La décision de Riyad de ne pas s'engager avec l'Irak révèle également une contradiction fondamentale qui était au cœur de la décision américaine de poursuivre le changement de régime en Irak. L’administration Bush n’a pas cherché à autonomiser les chiites irakiens en tant que tels, mais leur décision de remplacer la dictature de Saddam Hussein par la démocratie a naturellement permis à la majorité chiite irakienne d’accéder au pouvoir. Leur projet, pour réussir, exigeait que le nouvel Irak soit accepté par ses voisins. À cette fin, l'équipe de Bush a exercé une pression considérable sur les Saoudiens pour qu'ils s'engagent avec l'Irak – George W. Bush lui-même a fait pression sur Abdullah pour qu'il s'engage, mais en vain. Le roi Abdallah considérait un Irak dirigé par des chiites comme étant contraire aux intérêts saoudiens, et aucune pression américaine ne pouvait changer d'avis, quelle que soit la profondeur de l'amitié américano-saoudienne. En bref, les États-Unis avaient besoin du soutien saoudien pour stabiliser l'Irak, mais avaient poursuivi un changement de régime d'une manière qui avait repoussé les Saoudiens. Le projet de l’administration Bush a donc été handicapé dès le départ.

Pour être juste envers les Saoudiens, ils se sont sentis profondément trahis par l'administration Bush. Les Saoudiens les avaient implorés de ne pas envahir l'Irak, puis ont été choqués lorsque les États-Unis ont non seulement fait cela, mais l'ont fait d'une manière qui a permis à l'Iran de rompre son confinement régional. Il n'est pas surprenant que l'Arabie saoudite ait rejeté la pression américaine.

Depuis la mort du roi Abdallah en 2015, le roi Salmane et son fils, le prince héritier Muhammad ben Salmane, ont finalement réalisé que ne pas s'engager avec l'Irak cède le champ à l'Iran. Ironiquement, le changement de leur politique en Irak est survenu alors que les Saoudiens répétaient la même erreur sur leur frontière sud au Yémen. Tout comme ils avaient vu Maliki comme une marionnette de l'Iran, les Saoudiens considéraient également les Zaydi Shia Houthis du nord du Yémen. Les Houthis ont longtemps regardé favorablement la République islamique, mais ils ont reçu peu d'assistance réelle de l'Iran jusqu'à ce que, au milieu de la guerre civile post-printemps arabe au Yémen, ils s'emparent de la capitale yéménite de Sanaa en 2015 et le Les Saoudiens ont répondu en lançant une guerre aérienne contre eux. À partir de ce moment, les Houthis se sont de plus en plus tournés vers Téhéran, car c'était le seul grand pays qui était contre la guerre saoudienne.
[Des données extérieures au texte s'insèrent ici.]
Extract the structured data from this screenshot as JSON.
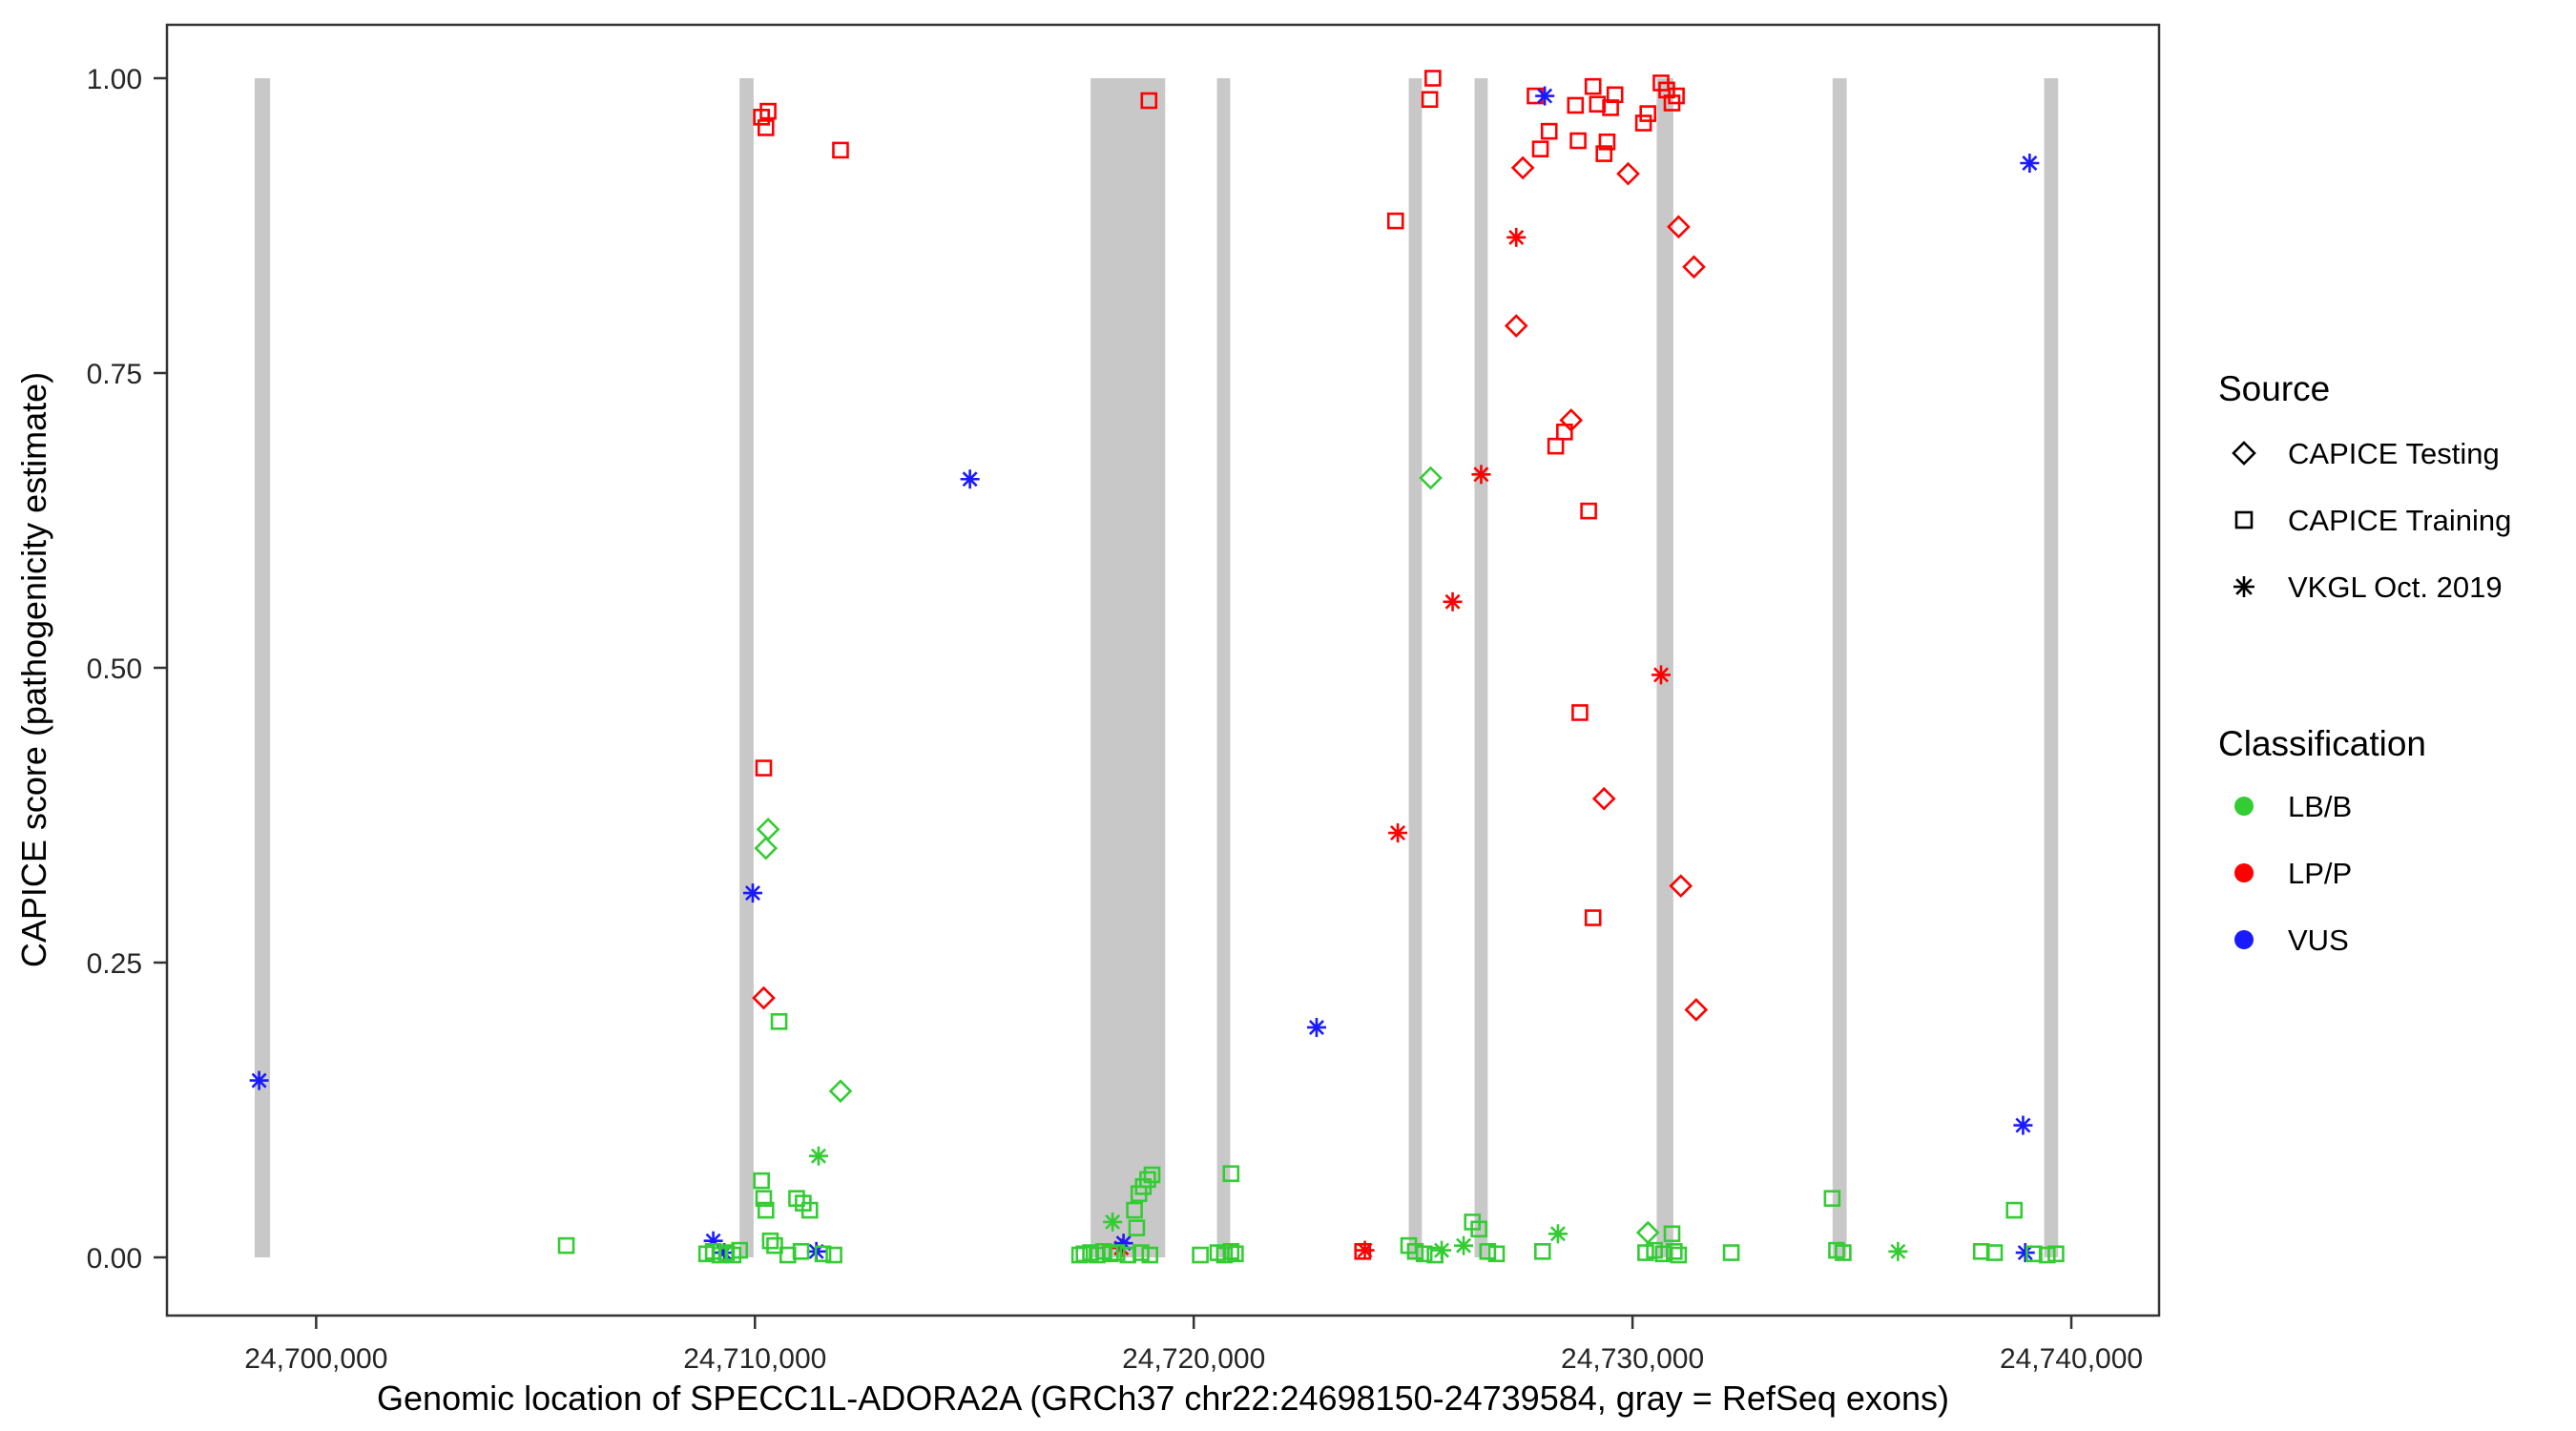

Avant 2015, les Saoudiens se sont aliénés les Irakiens et, depuis 2015, ils se sont aliénés les Houthis. Dans les deux cas, la politique saoudienne a redescendu au profit de l'Iran. Les Saoudiens ont absolument besoin de modifier fondamentalement la manière dont ils traitent leurs voisins arabes chiites – s'engager avec eux au lieu de les isoler. Malheureusement, une telle réévaluation semble improbable dans un avenir prévisible, malgré les progrès limités en Iraq. La condition préalable à un véritable changement de politique serait une réévaluation fondamentale par les Saoudiens de leur volonté de voir les groupes arabes chiites comme les marionnettes d'un Iran intrinsèquement expansionniste.